Business: Information service
The Analyst’s Analyst   (0)  [vote for, against]
Who watches the watchers?

New technologies are coming along every day, and many of them must vie for the attention of decision-makers in business. Should our company upgrade to the new version of Windows, or skip a generation? Is Microsoft’s .NET worth the trouble? Is Linux sticking around for the long term?

Sometimes these decisions are very expensive long-term commitments. A wrong decision here could mean millions of dollars misspent and perhaps the loss of your job.

As a result there are a number of technology analyst firms that make their money looking at all this stuff and writing reports about them. (See link) Then they charge big money for these reports, which contain predictions that are used to drive decisions.

You would assume that these companies have huge labs where they try this stuff out and torture test it to find out what it can and cannot do, right?

I’ll let you in on a little secret. They don’t have such labs. I’ve met analysts from many of these companies, and most of them have never even touched the stuff they are writing about! And yet here they are writing reports on which million dollar decisions are made.

I propose the formation of a “meta” analyst, whose purpose is to subscribe to the reports issued by these companies, and pore over them for predictions of market penetration, industry adoption of new technologies and so on. Then, in the months after the reports come out, track whether the predictions contained within come true.

Each analyst would be scored on how well they do predicting the future of the technologies they cover.
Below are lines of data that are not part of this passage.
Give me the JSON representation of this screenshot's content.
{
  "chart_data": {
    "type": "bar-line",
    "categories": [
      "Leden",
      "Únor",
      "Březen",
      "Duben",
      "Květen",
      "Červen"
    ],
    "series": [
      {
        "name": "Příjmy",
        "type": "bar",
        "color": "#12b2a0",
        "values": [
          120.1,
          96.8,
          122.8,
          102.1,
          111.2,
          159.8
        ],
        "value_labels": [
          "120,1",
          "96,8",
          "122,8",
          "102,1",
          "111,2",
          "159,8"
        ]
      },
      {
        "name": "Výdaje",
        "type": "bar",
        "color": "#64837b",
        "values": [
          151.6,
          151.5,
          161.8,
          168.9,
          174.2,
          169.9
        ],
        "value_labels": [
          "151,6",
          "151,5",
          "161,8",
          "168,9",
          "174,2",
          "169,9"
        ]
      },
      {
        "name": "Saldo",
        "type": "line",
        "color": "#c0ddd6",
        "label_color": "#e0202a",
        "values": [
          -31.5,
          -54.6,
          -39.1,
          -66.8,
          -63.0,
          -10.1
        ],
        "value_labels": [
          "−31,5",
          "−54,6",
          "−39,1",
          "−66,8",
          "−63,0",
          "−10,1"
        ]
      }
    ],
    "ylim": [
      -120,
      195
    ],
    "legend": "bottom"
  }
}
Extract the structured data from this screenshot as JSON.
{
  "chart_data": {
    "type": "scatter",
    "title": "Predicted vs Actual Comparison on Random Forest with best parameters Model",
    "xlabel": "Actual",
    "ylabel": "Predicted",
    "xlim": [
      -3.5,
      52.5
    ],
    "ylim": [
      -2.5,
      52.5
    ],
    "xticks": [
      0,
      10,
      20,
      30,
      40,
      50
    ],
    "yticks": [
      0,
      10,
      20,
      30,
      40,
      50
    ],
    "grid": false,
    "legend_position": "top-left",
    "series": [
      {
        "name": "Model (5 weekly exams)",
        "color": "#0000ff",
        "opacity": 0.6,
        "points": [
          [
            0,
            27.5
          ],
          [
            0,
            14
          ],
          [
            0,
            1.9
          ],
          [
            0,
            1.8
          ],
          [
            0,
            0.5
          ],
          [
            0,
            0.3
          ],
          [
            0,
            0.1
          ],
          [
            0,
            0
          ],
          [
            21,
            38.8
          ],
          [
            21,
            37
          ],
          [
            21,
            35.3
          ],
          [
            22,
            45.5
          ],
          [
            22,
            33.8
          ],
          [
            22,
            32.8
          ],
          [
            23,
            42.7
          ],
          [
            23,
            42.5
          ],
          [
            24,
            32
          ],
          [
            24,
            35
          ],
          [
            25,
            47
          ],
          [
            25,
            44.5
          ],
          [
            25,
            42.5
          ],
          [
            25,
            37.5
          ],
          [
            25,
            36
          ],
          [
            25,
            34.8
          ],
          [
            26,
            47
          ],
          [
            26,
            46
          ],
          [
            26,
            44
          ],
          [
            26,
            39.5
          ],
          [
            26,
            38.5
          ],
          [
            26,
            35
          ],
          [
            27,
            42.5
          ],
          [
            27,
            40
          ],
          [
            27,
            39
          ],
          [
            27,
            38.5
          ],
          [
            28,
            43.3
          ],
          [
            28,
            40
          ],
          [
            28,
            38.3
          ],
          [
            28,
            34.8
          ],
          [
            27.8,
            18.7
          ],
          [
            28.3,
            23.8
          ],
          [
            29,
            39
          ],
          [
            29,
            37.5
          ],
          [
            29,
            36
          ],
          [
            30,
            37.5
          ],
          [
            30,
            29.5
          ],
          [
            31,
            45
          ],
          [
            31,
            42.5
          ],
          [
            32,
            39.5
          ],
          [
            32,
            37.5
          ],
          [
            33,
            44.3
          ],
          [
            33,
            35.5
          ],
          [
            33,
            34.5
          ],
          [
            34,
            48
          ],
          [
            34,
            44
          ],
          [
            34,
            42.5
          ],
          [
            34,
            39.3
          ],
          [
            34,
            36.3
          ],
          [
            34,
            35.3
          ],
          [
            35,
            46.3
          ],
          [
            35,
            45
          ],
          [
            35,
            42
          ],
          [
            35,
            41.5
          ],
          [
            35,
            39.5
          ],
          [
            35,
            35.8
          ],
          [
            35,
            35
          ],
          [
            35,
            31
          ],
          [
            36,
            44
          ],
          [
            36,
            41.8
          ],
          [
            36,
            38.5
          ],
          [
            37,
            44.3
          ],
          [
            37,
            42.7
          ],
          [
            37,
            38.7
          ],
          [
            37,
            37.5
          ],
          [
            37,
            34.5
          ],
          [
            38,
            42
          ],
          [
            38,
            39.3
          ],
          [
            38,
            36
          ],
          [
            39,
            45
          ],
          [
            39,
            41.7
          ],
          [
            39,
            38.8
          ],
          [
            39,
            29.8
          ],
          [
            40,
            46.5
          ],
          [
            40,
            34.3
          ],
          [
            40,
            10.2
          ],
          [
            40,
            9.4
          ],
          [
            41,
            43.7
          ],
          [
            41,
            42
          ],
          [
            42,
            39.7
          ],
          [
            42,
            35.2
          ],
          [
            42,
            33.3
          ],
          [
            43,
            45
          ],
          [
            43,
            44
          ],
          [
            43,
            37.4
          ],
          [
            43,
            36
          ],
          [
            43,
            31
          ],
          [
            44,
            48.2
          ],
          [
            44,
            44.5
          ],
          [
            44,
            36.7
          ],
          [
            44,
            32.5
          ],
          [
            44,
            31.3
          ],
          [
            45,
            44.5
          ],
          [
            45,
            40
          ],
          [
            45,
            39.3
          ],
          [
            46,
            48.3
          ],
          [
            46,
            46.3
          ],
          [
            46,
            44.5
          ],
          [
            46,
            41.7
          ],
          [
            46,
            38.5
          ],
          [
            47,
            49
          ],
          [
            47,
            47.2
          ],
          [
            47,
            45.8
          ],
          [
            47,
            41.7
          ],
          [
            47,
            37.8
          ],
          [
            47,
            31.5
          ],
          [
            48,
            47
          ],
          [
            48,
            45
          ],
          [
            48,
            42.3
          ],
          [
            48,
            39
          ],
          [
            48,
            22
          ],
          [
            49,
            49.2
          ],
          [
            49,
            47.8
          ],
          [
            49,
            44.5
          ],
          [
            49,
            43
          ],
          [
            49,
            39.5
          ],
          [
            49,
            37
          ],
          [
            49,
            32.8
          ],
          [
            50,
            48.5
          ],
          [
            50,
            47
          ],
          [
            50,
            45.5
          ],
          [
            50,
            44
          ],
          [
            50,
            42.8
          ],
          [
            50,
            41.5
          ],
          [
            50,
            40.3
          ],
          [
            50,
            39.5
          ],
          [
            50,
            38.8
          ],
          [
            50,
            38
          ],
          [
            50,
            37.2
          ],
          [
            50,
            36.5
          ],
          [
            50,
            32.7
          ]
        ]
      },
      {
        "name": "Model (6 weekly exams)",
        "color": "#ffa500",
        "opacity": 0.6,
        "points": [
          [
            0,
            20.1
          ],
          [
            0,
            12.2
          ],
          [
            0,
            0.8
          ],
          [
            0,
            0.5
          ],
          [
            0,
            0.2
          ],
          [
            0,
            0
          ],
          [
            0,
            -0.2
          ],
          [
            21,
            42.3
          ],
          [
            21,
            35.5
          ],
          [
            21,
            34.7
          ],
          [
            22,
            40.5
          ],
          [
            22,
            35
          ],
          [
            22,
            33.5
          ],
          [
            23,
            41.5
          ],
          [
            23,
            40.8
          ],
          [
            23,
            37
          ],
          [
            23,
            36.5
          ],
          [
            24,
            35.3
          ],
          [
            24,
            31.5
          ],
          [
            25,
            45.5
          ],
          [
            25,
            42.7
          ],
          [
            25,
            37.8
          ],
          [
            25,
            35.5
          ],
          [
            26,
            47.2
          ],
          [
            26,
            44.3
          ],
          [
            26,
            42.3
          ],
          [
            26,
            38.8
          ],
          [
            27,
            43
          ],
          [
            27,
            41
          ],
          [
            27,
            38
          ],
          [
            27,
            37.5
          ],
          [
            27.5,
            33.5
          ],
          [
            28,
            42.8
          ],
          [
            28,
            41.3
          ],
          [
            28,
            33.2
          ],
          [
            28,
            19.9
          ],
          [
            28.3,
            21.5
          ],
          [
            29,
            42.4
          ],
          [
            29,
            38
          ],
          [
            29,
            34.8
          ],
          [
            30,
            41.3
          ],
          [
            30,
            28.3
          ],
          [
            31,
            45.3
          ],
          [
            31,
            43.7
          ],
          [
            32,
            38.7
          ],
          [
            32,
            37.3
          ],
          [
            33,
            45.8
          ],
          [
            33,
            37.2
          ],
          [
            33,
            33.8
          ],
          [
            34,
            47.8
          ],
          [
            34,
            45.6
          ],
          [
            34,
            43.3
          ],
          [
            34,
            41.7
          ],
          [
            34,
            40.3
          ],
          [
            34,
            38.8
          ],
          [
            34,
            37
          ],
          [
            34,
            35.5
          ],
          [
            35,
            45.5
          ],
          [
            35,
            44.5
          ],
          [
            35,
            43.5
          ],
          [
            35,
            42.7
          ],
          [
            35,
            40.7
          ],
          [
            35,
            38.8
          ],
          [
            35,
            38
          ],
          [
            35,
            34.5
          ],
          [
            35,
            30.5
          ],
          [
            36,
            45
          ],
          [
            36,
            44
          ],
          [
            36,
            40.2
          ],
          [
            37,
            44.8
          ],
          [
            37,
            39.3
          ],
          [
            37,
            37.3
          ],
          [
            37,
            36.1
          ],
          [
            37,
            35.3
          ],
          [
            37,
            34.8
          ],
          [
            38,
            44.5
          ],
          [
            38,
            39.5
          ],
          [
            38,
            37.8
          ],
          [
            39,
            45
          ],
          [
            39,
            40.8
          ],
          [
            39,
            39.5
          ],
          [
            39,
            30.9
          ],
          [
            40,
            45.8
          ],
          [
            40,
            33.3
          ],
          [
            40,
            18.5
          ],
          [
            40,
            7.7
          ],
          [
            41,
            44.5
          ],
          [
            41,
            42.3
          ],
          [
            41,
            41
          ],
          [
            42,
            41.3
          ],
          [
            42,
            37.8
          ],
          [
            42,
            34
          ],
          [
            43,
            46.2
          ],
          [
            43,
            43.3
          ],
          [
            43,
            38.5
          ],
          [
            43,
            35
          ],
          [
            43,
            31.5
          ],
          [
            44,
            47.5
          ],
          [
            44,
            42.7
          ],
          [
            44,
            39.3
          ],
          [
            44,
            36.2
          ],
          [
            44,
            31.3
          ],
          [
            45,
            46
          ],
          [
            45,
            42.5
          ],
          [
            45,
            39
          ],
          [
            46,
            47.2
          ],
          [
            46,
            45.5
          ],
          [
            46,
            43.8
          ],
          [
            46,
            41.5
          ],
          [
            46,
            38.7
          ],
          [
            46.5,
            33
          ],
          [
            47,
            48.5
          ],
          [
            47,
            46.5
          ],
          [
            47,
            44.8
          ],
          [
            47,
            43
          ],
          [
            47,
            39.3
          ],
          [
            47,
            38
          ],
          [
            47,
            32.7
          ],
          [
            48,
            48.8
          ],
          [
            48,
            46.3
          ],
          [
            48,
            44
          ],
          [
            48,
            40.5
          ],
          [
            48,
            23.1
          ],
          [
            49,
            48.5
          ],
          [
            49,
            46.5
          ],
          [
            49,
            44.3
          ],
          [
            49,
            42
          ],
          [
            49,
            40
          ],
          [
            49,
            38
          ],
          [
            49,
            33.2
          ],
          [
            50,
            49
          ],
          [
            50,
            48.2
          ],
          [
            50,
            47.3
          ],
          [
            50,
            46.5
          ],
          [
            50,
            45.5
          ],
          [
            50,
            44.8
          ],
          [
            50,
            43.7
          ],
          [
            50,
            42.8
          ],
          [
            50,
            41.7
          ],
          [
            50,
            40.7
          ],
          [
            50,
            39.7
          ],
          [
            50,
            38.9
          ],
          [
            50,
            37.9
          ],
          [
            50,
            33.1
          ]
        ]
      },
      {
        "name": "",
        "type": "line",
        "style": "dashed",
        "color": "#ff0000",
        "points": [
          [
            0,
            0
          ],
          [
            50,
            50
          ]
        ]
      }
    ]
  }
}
This should be broken down by company, but also by the individual author of the report, since most of them focus on a particular technology or market segment.
-- krelnik, Mar 03 2004

Here are the analysts I'm talking about http://directory.go.../Industry_Analysts/
[krelnik, Oct 04 2004, last modified Oct 05 2004]

[+} Here's a name for the service: Lies, and the Lying Liars Who Predict They'll Come True.

"Hey, the new intern at Gardner sez MAC OSX sucks, we should drop everything and switch to .NET!"